The school got its name from its founder - Robert Gordon, a wealthy merchant who died about 1728. The oldest part of the school,the Auld House, dates from the 1730's - although a grade A listed building of great architectural and historic significance it is still in daily use. Gordon's is steeped in a proud tradition and learning, constantly changing and updating through the years. It is now a co-educational independent school, but when I attended (1957 to 1963) there were no girls to distact us - or rather none at school. My first year intake had been a mixture of new boys and those moving up from Gordon's primary school, and there was a boarding facility at Sillerton House - now desirable flats in the west end of the city.

It was a very young and insignificant Iain that joined Gordon's. I think I had scraped in at an entrance exam and attended as a fee paying pupil at no small sacrifice to my parents. This was the Scottish tradition of self sacrifice - you try to give your children the best education you can - and in turn they repay the debt by trying to give their children a similar opportunity.

Robert Gordon's College



  Any way, here I was at Gordons with a second chance and I simply had to buckle down to apply myself to serious study and hard work. And there was a lot of hard work, and a lot of homework, and new subjects to be studied with rigour. And this was all in the most competitive of surroundings no longer a big fish in a little pond, but a small one in a very big sea - against the top stream intake from lots of schools in Aberdeen, the surrounding area, and further afield. And so I did my best and enjoyed variable success depending on the subject.

But looking back main memories are more of lifelong friendships and reasonably happy times. We worked hard and played hard. And there were all sorts of leisure activities - the school choir, inter school debates, rugby at Seafield, the school swimming pool with Andy Robb, (and assembly announcements of Ian Black's latest weekend swimming competition medal), Oxfam fund raising to be organised, the first trip abroad to Switzerland, etc. etc



  This was a class photograph taken about 1960. I am in the back row at the extreme left. Its not the clearest of photos which is mostly me using low resolution to speed loading. The inscription above the door reads "erected 1732".

Every so often in a school's life, an especially strong academic year seems to come along - and the concentration of talent and high standards shines through. And then you have be good to keep up, and very good to get ahead. We were such a year. Our intake did especially well and we were to go on and win all the top university bursaries when the time came. The headline in the EE was "Gordons scoop the pool". I remember we had to visit the headmaster's study for congratulations. This was before the days of performance tables, but such success was an especial blessing for a school looking for fee paying pupils. Whilst on this subject 3 of our classmates were sons of masters teaching at school - Alan Forest, Charles Foster, and Michael Geales. Fellow classmates went on to great success in later life - professorships, and higher in the academic field, and two were to get knighthoods. I mention all of this just to give a flavour of the standard of the top class. I should also say that I have heard criticism of the school too - "yes its a good school all right, but they are not interested in you if you are not bright". I thought this unfair at the time, but mention it for balance. There were faults but far outweighed by merits.
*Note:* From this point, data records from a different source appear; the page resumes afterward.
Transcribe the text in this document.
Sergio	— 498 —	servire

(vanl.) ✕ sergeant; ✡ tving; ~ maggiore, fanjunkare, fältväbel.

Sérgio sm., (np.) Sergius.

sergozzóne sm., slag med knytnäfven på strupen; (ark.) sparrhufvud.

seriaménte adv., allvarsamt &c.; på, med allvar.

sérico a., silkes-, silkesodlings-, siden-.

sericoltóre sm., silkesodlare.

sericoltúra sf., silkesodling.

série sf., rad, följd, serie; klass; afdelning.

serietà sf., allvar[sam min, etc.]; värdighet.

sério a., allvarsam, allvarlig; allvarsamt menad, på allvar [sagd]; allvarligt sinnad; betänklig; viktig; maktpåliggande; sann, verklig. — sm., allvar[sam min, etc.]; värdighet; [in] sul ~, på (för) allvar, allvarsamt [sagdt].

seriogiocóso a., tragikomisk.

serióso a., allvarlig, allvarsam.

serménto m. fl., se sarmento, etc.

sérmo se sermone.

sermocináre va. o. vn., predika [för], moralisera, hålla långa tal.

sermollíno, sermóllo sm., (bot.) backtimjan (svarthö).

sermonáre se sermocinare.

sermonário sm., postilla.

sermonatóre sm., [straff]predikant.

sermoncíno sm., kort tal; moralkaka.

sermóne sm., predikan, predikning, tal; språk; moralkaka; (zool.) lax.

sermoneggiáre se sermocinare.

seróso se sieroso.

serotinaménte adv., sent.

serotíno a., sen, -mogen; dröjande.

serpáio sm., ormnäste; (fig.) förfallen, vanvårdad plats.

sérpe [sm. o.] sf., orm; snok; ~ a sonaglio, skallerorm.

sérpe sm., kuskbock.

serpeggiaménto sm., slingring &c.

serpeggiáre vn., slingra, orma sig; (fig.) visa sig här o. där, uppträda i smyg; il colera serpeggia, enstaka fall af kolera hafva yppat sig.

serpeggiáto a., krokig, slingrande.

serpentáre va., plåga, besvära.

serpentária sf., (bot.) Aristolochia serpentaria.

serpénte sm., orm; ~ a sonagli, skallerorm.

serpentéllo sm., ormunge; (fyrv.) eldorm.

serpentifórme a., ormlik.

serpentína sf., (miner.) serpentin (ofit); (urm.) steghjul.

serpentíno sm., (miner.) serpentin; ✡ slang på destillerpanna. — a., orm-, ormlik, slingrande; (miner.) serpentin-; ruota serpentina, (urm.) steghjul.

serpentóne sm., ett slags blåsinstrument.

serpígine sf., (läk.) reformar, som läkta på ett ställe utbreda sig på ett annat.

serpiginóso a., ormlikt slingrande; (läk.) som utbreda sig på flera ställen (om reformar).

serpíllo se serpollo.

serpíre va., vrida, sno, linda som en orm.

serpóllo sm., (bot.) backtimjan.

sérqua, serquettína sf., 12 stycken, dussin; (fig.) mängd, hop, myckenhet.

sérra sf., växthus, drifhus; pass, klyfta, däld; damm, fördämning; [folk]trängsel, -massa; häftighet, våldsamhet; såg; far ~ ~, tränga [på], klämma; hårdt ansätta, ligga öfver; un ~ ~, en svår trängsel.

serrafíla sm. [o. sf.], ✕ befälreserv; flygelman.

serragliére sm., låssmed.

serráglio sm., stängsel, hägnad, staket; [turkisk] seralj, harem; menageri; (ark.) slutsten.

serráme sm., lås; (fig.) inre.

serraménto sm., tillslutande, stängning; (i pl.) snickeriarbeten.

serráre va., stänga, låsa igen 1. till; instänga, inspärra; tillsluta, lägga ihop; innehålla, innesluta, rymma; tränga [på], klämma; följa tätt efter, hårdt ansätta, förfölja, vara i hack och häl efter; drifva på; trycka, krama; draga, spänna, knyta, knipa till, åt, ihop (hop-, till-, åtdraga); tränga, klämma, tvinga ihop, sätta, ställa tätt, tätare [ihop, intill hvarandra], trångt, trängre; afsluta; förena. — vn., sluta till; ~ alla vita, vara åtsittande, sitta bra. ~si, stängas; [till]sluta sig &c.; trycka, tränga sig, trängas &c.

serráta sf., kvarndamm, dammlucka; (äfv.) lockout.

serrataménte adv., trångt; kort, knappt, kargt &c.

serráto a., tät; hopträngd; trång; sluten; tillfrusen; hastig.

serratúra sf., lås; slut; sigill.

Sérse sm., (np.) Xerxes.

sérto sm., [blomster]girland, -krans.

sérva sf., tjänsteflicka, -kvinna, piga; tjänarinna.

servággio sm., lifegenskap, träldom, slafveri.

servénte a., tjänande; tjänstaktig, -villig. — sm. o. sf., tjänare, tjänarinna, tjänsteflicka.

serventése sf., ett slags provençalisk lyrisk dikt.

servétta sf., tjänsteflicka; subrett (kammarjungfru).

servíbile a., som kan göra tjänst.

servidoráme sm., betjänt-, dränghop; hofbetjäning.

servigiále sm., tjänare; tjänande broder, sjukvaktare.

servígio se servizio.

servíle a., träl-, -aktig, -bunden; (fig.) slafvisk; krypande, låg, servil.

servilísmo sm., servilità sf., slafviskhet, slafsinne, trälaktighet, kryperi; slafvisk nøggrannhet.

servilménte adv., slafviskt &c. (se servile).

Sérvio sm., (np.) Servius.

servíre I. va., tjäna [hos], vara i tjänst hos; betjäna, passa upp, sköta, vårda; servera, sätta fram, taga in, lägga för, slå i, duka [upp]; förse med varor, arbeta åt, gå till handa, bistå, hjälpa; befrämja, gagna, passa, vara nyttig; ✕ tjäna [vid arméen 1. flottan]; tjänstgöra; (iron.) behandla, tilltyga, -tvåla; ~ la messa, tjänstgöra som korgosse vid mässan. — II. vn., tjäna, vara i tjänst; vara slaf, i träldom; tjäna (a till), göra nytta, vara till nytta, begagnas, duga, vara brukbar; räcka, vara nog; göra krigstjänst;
Although you cannot see it in the photo, the school motto was on each blazer badge. The motto was in latin of course - Omne nunc arte magistra. Just about everyone had a different translation - I used "now there is need of all soverign skills". We studied higher latin for 5 years, but like most I had to drop it when we specialised in our VIth form. We knew that Gaul was divided into three parts, that Rome was a city built on hills, of Caesar, of crossing the Rubicon,etc , etc. We studied the gallic wars, the great writers and the epics of literature, reading and translating between latin and English, all in the traditions of a classical education. I dropped latin in the VIth to concentrate on maths and science, but never for a second have I regretted studying latin. Knowledge of latin enhances logical thinking and gives the meaning of many an obscure English word. It also teaches a lot about English grammar and facilitates study of many european languages. Latin for window is fenestra, and in french it is fenetre, fenestro in italian, etc.

Talking of the school motto, I can remember sitting in Mr Gibson's room (Hoot Gibson - all masters had a nick name) in the Vth year doing latin, and finally getting to the verse which he had said we would find especially interesting. What could be specially interesting - no it was not another phrase of schoolboy humour notoriety - but here at last was the school motto and now finally we would really know what it meant - and what it meant in context. Well worth 5 years study in anyone's money.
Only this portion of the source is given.